Symptoms to a certain extent depend on the sizes and localization of a cyst or a tumor.

At small tumors and D.'s cysts symptoms are practically absent. At the big sizes of a tumor signs of a prelum of a lung and shift of bodies of a mediastinum with development of the phenomena hron can take place, hypoxias (see), a symptom of «drum sticks» (see. Drum fingers ), and at big right-hand cysts and tumors there are symptoms from bodies of a thorax, and at left-side — they are generally caused by a prelum of belly bodies or a gullet. At the secondary cysts and tumors burgeoning in D. from adjacent bodies and at metastatic defeats, there are pains and symptoms which are defined by the basic patol, process.

Diagnosis of primary tumors and D.'s cysts of hl. obr. radiological is also based on detection at benign tumors of the roundish shadow merging with a shadow of. Benign tumors and cysts of the left dome are well visible against the background of a lung, the deformed gas bubble of a stomach or a splenic corner of a large intestine, and at right-hand localization they merge with a shadow of a liver that forces to differentiate them with a right-hand limited relaxation of D., tumors and cysts of a liver or similar educations in the lower lung lobe.

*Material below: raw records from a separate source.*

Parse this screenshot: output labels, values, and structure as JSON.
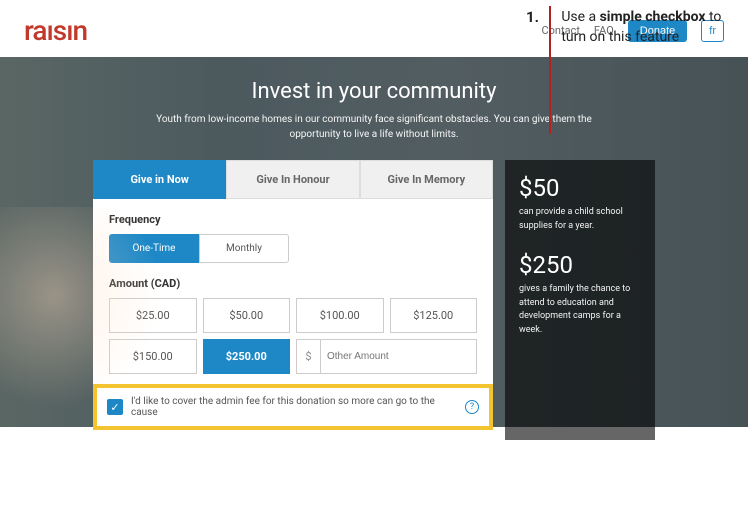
{
  "annotation": {
    "number": "1.",
    "text_prefix": "Use a ",
    "text_bold": "simple checkbox",
    "text_suffix": " to turn on this feature"
  },
  "header": {
    "logo": "raısın",
    "links": {
      "contact": "Contact",
      "faq": "FAQ"
    },
    "donate": "Donate",
    "lang": "fr"
  },
  "hero": {
    "title": "Invest in your community",
    "subtitle": "Youth from low-income homes in our community face significant obstacles. You can give them the opportunity to live a life without limits."
  },
  "tabs": [
    "Give in Now",
    "Give In Honour",
    "Give In Memory"
  ],
  "frequency": {
    "label": "Frequency",
    "options": [
      "One-Time",
      "Monthly"
    ]
  },
  "amount": {
    "label": "Amount (CAD)",
    "options": [
      "$25.00",
      "$50.00",
      "$100.00",
      "$125.00",
      "$150.00",
      "$250.00"
    ],
    "prefix": "$",
    "other_placeholder": "Other Amount"
  },
  "fee": {
    "label": "I'd like to cover the admin fee for this donation so more can go to the cause",
    "help": "?"
  },
  "sidebar": [
    {
      "amount": "$50",
      "desc": "can provide a child school supplies for a year."
    },
    {
      "amount": "$250",
      "desc": "gives a family the chance to attend to education and development camps for a week."
    }
  ]
}
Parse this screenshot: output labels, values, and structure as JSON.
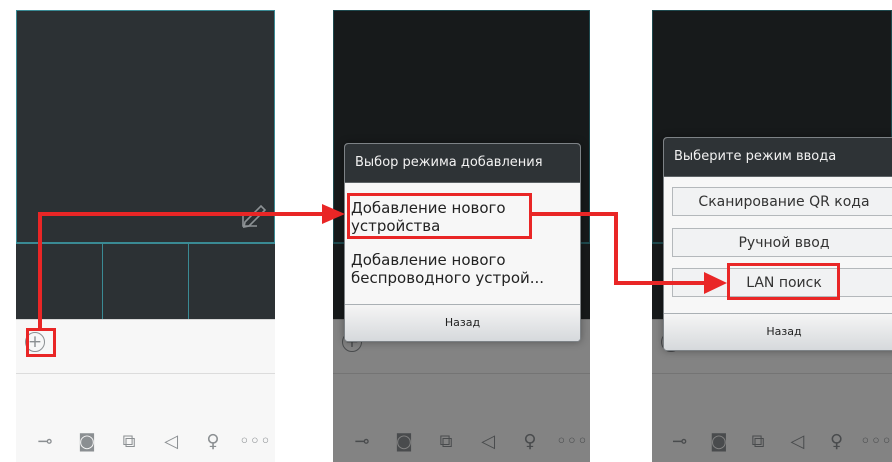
{
  "accent_color": "#e92626",
  "dialog_add_mode": {
    "title": "Выбор режима добавления",
    "options": [
      "Добавление нового устройства",
      "Добавление нового беспроводного устрой..."
    ],
    "back_label": "Назад"
  },
  "dialog_input_mode": {
    "title": "Выберите режим ввода",
    "options": [
      "Сканирование QR кода",
      "Ручной ввод",
      "LAN поиск"
    ],
    "back_label": "Назад"
  },
  "toolbar_icons": [
    "key-icon",
    "camera-icon",
    "video-record-icon",
    "speaker-icon",
    "microphone-icon",
    "more-icon"
  ]
}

In these cases the diagnostic pneumoperitoneum or pheumothorax can be used.

At malignant tumors, infiltriruyushchy D., there is no accurate ocherchennost of education, there is only a thickening and deformation of a dome which in some cases mask a pleural exudate.

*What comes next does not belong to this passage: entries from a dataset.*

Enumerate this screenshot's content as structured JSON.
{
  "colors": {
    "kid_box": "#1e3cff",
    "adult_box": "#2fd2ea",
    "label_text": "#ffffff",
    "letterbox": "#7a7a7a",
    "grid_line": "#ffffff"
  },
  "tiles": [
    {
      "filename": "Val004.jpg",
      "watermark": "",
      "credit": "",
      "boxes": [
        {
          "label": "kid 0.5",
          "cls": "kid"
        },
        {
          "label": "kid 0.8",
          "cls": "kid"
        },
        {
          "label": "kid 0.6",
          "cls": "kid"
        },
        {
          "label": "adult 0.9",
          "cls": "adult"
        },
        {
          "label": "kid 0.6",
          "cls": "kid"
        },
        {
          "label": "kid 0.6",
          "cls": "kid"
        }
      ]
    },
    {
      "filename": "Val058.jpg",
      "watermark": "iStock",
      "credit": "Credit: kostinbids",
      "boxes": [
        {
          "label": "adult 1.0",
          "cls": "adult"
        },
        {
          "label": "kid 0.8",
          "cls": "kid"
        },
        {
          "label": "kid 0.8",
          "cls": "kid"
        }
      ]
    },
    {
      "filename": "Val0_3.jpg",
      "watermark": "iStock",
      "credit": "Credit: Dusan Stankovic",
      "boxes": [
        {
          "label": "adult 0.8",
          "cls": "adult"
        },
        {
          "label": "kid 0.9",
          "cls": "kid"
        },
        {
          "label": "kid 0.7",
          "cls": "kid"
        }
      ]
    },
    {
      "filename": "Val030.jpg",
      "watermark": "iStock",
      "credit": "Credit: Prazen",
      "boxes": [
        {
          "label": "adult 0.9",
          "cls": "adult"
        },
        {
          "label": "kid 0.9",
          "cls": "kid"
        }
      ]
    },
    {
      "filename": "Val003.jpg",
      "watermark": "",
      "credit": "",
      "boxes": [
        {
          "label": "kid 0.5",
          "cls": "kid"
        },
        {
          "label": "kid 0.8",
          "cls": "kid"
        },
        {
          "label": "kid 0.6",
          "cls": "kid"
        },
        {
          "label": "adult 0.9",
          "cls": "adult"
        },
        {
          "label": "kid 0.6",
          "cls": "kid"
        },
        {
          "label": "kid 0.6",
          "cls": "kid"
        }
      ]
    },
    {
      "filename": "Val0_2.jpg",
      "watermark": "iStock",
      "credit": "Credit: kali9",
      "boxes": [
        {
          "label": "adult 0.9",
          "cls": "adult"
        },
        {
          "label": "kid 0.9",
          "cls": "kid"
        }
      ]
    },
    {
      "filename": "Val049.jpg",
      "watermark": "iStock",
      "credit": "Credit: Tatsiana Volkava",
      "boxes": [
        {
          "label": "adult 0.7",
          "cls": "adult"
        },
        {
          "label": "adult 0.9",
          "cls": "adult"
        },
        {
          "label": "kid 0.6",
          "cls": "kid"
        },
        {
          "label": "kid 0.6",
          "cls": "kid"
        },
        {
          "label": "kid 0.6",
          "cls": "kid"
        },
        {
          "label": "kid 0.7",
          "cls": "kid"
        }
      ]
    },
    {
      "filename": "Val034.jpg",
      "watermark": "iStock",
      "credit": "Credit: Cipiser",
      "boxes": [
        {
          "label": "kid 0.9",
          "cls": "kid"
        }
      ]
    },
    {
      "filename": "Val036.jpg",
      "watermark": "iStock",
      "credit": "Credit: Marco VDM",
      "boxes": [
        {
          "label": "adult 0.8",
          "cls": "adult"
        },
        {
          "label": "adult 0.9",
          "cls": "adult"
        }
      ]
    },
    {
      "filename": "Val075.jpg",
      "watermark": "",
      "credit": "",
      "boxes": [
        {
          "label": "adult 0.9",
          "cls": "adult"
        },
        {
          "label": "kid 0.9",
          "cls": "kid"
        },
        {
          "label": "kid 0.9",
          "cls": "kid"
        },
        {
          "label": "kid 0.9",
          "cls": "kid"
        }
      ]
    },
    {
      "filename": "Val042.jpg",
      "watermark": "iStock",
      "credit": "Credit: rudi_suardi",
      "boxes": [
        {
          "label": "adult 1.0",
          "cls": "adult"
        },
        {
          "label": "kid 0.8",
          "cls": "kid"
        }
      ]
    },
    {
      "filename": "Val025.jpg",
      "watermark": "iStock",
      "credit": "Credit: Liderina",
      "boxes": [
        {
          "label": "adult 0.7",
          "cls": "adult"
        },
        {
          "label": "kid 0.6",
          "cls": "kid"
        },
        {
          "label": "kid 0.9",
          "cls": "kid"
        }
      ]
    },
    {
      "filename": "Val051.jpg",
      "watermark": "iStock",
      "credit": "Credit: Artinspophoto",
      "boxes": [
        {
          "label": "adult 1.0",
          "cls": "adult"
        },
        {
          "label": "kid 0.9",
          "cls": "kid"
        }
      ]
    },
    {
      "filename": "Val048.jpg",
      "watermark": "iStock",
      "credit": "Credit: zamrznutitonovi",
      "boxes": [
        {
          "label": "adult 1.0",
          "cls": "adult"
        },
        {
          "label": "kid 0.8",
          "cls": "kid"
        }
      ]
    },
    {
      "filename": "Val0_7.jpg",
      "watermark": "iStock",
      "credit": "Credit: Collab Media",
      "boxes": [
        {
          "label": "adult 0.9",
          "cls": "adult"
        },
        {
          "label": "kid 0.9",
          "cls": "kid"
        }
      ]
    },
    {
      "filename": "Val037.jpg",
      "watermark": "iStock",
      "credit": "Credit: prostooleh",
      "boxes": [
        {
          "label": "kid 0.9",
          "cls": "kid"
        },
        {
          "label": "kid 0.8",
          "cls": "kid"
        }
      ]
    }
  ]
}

Treatment. The established diagnosis of primary cyst or D.'s tumor is the indication to the operative measure which is carried out, as a rule, transtorakalno. Operation consists in enucleating of a benign cyst or D.'s tumor or in its excision within healthy fabrics (at suspicion on malignant character) with the subsequent sewing up of defect of D. separate silk seams. At the big extent of the defect formed after an oncotomy these or those plastic methods can be applied to its closing.

Removal of secondary tumors and D.'s cysts is made when it is possible, by the same principles along with removal of the main center.

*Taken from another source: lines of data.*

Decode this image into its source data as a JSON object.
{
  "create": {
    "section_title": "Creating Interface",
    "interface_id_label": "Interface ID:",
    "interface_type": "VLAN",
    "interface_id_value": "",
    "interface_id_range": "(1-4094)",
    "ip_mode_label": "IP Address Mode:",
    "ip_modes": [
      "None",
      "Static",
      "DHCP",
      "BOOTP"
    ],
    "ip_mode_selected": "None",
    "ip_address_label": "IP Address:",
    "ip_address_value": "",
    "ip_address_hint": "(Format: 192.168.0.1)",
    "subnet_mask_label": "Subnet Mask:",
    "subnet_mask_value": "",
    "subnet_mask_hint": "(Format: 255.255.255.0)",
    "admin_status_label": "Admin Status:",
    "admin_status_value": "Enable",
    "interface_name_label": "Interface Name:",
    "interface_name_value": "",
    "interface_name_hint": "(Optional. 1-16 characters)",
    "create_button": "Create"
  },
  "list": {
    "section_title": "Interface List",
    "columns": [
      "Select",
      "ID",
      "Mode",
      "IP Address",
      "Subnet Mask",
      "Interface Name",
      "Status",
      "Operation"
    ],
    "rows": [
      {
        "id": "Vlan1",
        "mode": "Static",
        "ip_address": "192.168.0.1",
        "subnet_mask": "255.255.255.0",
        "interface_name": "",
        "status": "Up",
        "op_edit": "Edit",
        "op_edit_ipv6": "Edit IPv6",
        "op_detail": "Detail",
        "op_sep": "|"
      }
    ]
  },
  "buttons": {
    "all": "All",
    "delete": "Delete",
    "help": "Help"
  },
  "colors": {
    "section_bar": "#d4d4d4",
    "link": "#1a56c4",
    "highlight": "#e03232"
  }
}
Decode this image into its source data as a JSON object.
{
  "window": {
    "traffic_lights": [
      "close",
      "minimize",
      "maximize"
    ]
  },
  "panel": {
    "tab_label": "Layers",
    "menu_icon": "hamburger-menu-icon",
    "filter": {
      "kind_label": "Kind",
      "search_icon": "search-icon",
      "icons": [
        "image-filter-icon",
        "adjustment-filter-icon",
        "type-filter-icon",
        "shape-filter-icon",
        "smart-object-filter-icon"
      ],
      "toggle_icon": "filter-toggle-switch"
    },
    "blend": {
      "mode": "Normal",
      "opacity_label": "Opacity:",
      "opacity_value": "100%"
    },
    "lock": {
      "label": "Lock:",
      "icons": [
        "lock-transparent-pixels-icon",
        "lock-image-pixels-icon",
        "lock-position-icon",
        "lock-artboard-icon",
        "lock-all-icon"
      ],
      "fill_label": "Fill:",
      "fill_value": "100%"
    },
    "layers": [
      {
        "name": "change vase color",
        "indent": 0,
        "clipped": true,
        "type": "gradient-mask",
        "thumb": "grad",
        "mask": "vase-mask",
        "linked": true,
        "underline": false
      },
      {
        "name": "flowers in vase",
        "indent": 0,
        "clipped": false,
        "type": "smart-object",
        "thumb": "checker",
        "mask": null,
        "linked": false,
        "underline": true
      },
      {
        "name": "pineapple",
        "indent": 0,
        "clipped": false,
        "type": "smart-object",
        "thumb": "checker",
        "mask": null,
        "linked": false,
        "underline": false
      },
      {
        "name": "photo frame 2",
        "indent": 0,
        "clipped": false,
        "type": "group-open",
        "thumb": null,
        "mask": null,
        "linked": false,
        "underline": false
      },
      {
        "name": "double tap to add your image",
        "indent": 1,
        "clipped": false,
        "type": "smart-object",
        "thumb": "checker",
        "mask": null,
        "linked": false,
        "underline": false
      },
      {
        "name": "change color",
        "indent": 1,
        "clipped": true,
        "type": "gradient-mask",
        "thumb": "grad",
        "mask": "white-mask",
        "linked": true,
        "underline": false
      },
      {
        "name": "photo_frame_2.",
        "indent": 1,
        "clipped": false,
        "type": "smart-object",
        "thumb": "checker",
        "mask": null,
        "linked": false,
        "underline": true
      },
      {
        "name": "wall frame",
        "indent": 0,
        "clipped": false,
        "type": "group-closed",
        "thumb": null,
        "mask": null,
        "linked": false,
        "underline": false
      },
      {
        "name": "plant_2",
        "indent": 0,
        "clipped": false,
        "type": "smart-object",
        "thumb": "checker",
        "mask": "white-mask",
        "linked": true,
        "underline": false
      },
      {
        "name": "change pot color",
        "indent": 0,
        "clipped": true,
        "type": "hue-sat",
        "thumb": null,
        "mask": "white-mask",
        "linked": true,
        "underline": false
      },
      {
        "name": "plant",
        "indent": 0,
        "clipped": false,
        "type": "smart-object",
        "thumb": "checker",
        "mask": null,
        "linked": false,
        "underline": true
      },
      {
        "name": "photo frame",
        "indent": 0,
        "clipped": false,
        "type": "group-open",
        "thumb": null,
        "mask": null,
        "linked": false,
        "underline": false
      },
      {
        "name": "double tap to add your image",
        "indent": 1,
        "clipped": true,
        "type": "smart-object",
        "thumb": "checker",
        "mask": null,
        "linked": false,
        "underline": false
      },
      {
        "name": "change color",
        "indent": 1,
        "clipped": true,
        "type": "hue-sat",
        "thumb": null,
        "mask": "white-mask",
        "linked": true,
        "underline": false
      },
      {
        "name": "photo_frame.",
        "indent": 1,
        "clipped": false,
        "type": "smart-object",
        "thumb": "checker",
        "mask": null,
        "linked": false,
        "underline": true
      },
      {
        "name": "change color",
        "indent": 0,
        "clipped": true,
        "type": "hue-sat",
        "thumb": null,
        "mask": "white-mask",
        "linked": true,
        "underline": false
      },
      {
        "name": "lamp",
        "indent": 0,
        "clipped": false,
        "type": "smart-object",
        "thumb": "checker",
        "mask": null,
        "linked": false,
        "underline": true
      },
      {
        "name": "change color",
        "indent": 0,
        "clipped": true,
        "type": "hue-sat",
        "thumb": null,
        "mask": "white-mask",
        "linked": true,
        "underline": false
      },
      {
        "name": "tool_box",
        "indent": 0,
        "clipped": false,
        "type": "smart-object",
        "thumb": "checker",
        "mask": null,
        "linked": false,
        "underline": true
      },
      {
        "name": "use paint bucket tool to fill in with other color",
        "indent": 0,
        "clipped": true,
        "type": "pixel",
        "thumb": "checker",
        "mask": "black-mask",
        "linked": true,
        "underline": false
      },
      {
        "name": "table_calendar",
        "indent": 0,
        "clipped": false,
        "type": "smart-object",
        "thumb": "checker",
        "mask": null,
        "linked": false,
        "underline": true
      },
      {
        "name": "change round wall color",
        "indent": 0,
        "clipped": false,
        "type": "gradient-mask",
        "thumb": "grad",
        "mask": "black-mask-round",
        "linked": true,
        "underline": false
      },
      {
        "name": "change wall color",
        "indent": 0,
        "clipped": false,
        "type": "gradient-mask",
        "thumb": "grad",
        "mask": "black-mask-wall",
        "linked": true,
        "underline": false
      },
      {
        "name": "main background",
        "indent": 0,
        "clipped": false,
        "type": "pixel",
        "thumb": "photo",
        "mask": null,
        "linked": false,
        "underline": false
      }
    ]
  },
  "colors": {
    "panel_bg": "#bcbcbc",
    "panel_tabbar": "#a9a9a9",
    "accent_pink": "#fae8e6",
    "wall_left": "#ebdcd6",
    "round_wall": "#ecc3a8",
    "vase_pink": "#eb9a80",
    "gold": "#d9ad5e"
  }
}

Aggregated data about damages and basic diseases of D. are provided in the table.

Table. Classification and clinicodiagnostic characteristic of some damages and diseases of a diaphragm

Bibliography: Bairov G. A. Urgent surgery of children, L., 1973; Doletsky S. Ya. Phrenic hernias at children, M., 1960, bibliogr.; Nesterenko Yu. A., Klim and certain I. V. and Lelekhova N. I. Ruptures of the right dome of a diaphragm, Surgery, No. 4, page 106, 1975; Petrovsky B. V., Kan tires of H. N and Nikolaev N. O. Hirurgiya of a diaphragm, L., 1966, bibliogr.; Utkinv.V. iapsitis B. K. Hernias of an esophageal opening of a diaphragm, Riga, 1976; Fekete F., C 1 about t P. etLortat-Jacob J. L. Ruptures du diaphragme, Ann. Chir., t. 27, p. 935, 1973; H e i m i n g E., E b e 1 K. D. u. G h a r i b M. Komplikationen bei Zwerchfellanomalien, Z. Kinderchir., Bd 15, S. 147, 1974; Koss P. u. R e i t t e r H. Erkrankungen des Zwerchfells, Handb. d. Thoraxchir., hrsg. v. E. Derra, Bd 2, T. 1, S. 191, B. u. a., 1959; Olafsson G., Rausing A. H o 1 e n O. Primary tumors of the diaphragm, Chest, v. 59, p. 568, 1971; Strug B., Noon G. P. a. B e an of 1 1 A. Page of Traumatic diaphragmatic hernia, Ann. thorac. Surg., v. 17, \e. 444, 1974.

B. V. Petrovsky; S. Ya. Doletsky (ped.), author of tab. H. N. Kanshin.